Eleanor [Roosevelt] was always adopting, especially young southern men from–to sort of bring them along, so I was one of her last protégés before she, before she died.

Charles Marsh: Well, what was the–did you end up going to Highlander on the weekend with your father?

Bob Zellner: Oh yes, I did. And there was another opportunity to meet–I had met some of the Student Nonviolent Coordinating Committee (SNCC) people already because I’d had some experience with the freedom rides when I came to Montgomery, but I met some of the other SNCC people then. And then–and also, Miles Horton invited me to work at Highlander that summer, so once I graduated I had a place to go to, I was gonna spend the summer after graduation at Highlander, which to me was a perfect bridge between my life before SNCC and SNCC because it was summer. My little brother also was a camper at Highlander that summer, so I was a counselor and a lifeguard, you know, this that and the other and my little brother, my baby brother was one of the campus.

CM: Was Miles an influential person in your life?

BZ: Very much so, Miles and the whole–Septima Clark, the whole Highlander bunch, Amy Horton and well, I didn’t know Sylvia. But that was the last year that Highlander was a legal facility. It was destroyed that winter after that. That was the last program they had there. So, it was – and I got to know Eleanor Roosevelt and so forth. When I tell undergraduates now that I know Eleanor Roosevelt, I knew Eleanor Roosevelt, and she wrote about me in her last book, they think it’s like knowing Abraham Lincoln, you know? (CM laughs).

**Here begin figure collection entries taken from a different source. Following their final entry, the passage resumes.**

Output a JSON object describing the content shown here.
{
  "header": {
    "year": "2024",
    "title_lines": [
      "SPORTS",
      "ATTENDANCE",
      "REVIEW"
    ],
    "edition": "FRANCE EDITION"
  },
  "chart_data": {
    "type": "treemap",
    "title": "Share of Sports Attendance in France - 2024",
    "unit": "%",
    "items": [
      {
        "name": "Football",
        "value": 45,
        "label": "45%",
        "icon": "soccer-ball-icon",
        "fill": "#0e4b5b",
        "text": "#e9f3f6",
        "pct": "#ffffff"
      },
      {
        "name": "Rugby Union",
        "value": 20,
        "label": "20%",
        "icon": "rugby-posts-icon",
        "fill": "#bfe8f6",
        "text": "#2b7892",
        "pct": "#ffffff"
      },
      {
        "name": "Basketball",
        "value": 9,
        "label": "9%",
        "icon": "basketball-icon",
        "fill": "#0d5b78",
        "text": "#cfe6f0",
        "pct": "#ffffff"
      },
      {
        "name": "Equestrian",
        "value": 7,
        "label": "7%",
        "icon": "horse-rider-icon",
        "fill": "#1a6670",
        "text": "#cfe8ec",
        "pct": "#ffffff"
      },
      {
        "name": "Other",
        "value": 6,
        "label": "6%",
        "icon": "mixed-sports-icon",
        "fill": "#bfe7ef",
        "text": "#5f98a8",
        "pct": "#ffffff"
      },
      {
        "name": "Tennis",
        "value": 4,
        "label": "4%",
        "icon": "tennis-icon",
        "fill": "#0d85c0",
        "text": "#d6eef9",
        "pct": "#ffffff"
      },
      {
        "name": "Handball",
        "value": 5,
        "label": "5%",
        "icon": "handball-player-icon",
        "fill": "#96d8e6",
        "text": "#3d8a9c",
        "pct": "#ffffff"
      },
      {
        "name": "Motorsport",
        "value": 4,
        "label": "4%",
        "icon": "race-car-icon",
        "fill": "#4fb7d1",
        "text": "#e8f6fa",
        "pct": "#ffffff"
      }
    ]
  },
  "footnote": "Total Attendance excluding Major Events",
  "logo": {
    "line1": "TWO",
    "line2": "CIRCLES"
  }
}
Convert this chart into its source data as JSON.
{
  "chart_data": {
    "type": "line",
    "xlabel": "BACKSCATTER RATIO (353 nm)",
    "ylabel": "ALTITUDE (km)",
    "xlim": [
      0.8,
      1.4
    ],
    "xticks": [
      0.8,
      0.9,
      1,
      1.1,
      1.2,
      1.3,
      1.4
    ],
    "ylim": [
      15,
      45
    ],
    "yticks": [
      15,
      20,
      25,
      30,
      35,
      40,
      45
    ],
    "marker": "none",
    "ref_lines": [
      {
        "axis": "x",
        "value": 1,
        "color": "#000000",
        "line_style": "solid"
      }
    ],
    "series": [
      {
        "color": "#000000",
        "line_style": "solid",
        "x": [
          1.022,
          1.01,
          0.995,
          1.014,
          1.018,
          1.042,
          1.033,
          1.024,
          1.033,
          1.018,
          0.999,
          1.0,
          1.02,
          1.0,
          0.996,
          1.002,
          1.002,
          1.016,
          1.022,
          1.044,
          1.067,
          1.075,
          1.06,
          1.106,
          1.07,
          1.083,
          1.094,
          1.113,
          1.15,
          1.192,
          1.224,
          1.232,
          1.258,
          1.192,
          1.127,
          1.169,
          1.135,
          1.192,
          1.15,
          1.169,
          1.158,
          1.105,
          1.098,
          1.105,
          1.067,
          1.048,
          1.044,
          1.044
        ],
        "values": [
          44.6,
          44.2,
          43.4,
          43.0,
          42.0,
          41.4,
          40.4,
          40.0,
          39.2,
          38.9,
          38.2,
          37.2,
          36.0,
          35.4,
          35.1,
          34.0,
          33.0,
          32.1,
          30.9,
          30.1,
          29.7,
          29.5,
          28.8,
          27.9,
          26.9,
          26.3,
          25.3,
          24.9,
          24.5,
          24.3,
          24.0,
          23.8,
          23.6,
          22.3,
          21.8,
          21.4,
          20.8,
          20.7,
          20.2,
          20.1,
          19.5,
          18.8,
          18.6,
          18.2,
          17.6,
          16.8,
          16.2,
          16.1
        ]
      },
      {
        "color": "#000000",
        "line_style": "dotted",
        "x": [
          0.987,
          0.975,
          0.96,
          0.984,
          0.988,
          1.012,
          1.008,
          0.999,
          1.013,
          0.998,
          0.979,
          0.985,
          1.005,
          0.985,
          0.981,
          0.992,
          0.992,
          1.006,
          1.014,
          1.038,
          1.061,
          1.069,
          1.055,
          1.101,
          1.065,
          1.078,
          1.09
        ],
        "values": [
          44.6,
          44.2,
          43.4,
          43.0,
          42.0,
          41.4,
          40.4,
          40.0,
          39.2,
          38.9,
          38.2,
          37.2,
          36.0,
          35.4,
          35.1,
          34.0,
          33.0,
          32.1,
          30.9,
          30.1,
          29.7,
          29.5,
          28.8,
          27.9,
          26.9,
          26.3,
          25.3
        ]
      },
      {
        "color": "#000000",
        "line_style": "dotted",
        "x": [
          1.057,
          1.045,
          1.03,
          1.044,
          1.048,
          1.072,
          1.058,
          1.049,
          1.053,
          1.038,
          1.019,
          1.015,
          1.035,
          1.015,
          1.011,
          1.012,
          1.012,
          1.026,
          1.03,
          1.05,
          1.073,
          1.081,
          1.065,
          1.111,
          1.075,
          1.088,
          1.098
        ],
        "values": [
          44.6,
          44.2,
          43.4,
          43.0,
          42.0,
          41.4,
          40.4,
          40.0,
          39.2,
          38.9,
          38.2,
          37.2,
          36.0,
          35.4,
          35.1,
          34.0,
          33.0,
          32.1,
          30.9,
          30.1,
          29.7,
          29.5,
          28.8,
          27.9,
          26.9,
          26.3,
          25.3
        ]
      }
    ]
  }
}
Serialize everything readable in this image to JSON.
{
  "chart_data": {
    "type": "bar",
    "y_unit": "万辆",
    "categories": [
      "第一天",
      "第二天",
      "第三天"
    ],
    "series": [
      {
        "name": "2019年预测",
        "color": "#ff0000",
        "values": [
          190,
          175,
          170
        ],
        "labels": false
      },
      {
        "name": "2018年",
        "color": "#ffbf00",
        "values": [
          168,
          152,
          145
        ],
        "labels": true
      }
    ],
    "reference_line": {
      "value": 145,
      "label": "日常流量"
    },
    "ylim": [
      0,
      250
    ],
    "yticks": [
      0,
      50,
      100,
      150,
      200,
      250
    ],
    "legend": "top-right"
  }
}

CM: Did she write about you?

BZ: Yes, she wrote about me in her last book, it was called Now is Tomorrow, or Tomorrow is Now, something like that.  It was published posthumously but she writes about me as one of the young southerners. And you know, Eleanor was always adopting, especially young southern men from–to sort of bring them along, so I was one of her last protégés before she, before she died.